Miha ha pure da smentire la “cabala” del tecnico straniero

Christian Pradelli è giornalista professionista e direttore di SpazioMilan.it dalla sua fondazione, l’8 marzo 2011. Dirige parallelamente il free-press pomeridiano MI-Tomorrow. Collabora con La Gazzetta dello Sport. Conduce il varietà sportivo “Falla Girare” su Radio Reporter ed è opinionista per Milan Channel. È la voce ufficiale del Milan per TopCalcio24, canale del gruppo Mediapason (canale 114 del DTT).

Non c’è di certo da stupirsi quando, leggendo la biografia autorizzata di Silvio Berlusconi curata da Alan Friedman, si scopre che i tre allenatori nel cuore del presidente rossonero rispondono ai nomi di Arrigo Sacchi, Fabio Capello e Carlo Ancelotti. Del resto, sono stati loro gli allenatori che hanno portato più trofei nella bacheca del Milan. Quelli che, pur con stili, giocatori e moduli diversi, hanno toccato le vette più alte. In Italia come in Europa. Un comune denominatore, però, è l’italianità. Parola non di poco valore per il Presidente che non manca mai di sottolineare la sua predilezione per un Milan “azzurro”.
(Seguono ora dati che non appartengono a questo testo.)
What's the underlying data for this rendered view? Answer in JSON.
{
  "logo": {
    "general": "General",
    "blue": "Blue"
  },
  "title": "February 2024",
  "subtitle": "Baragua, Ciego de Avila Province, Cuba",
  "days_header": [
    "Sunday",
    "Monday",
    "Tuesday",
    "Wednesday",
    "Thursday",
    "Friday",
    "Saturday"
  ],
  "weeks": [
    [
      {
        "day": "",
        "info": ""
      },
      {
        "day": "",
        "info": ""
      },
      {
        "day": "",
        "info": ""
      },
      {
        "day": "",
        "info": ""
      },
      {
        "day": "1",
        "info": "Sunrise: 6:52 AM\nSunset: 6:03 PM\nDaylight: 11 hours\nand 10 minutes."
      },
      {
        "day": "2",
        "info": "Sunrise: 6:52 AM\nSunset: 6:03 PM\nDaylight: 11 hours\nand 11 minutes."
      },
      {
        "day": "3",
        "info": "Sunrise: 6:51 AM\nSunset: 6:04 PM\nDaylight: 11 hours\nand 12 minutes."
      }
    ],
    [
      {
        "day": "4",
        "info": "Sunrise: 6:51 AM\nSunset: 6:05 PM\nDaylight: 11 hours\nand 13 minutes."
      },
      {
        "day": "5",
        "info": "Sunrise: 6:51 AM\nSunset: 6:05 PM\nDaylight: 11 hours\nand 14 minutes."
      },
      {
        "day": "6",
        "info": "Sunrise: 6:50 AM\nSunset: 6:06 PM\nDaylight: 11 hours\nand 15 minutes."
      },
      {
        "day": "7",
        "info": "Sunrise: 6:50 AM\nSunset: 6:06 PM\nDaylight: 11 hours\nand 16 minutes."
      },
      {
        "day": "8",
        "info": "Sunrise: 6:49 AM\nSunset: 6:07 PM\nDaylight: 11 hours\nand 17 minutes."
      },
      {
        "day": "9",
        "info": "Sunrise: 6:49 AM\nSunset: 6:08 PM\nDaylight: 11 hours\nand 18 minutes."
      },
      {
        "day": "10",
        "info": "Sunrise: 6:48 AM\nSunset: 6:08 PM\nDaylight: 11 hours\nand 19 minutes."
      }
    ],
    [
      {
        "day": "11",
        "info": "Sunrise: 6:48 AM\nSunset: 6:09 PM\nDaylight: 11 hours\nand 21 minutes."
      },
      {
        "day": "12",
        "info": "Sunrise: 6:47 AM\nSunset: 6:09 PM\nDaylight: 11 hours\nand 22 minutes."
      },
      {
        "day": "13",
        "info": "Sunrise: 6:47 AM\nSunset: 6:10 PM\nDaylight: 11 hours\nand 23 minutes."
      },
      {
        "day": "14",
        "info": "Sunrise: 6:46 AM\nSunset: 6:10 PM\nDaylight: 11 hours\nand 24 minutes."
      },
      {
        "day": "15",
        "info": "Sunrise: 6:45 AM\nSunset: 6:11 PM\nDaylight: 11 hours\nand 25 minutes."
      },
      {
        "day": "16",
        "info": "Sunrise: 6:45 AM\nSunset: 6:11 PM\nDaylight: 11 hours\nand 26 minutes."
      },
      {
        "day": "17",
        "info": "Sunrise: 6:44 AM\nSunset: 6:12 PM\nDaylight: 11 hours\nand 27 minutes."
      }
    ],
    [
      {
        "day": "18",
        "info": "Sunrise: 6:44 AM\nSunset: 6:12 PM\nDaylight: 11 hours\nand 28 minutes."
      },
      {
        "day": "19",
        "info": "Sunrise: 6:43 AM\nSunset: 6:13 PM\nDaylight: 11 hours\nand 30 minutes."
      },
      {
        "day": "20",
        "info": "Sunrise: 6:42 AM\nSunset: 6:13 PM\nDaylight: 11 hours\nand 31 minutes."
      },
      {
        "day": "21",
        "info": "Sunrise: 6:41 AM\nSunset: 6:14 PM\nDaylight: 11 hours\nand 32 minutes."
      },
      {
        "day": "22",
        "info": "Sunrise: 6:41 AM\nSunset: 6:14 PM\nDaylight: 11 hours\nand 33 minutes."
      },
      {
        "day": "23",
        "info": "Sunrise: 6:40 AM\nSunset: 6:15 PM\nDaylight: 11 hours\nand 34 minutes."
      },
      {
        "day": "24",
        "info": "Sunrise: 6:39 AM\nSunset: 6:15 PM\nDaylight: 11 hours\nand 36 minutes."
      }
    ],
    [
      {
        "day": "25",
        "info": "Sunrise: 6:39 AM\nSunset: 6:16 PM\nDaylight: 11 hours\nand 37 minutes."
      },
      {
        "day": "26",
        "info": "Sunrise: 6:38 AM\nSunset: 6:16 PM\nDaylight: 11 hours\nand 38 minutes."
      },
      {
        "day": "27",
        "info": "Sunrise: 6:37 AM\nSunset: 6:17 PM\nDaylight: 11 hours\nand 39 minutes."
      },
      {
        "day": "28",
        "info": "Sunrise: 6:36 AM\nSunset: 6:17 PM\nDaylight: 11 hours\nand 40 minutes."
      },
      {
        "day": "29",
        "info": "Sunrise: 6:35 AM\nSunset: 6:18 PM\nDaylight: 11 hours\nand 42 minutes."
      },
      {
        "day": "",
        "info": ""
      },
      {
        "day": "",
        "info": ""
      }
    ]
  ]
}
La storia insegna che i rapporti coi tecnici stranieri non sono mai stati idilliaci. Nate sotto i migliori auspici, le relazioni con Nils Liedholm, Oscar Washington Tabarez e Fatih Terim non si conclusero felicemente. Per non parlare dei più recenti esempi di Leonardo e Clarence Seedorf. Questione di visioni differenti sul calcio, da un lato, di cultura generale e caratteri personali, da un altro. Segno che fino ad oggi Berlusconi non si è “acchiappato” molto con teste non propriamente italiane, scelte per dirigere la complessa (e controversa) macchina di Milanello.

Sinisa Mihajlovic non fa eccezione in questo ragionamento. Non perché esista un evidente problema di rapporti personali con Berlusconi quanto per il fatto che la quadratura pretesa e difesa dal tecnico serbo si è già scontrata con logiche più legate a tradizioni che a reali valori in campo. Al di là di qualsiasi “cabala”, è come se Mihajlovic abbia ancora tanta strada da scalare per far digerire metodi e atteggiamenti non propriamente “storici” dalle parti di Milanello. L’allenatore ha scelto che a sbagliare, nel caso, vuole essere lui con le proprie idee e la propria testa. Atteggiamento che l’ha portato a compiere scelte rischiose (vedi Donnarumma) come ignorare gerarchie o eventuali suggestioni interne allo spogliatoio. Insomma, tutto lontano dagli stereotipi del “vogliamoci bene ad ogni costo”. Piuttosto è lui che prova a plasmare il gruppo con estemporanei inviti a cena nel centro di Milano. Tradotto: metodi nuovi, magari mai visti al Milan, che daranno ragione a Mihajlovic fino a quando andranno di pari passo col raggiungimento degli obiettivi.

Sabato prossimo ci sarà già una grande prova del fuoco. La Juventus accarezza l’idea di scavalcarci, ma, allo stesso tempo, per la prima volta da tre anni a questa parte, si va a Torino con la consapevolezza di potersela giocare bene. Sarà una salita, soprattutto pensando da dove di riparte: Milan-Atalanta 1-1, con tanto di Berlusconi visibilmente irritato per risultato e non-gioco.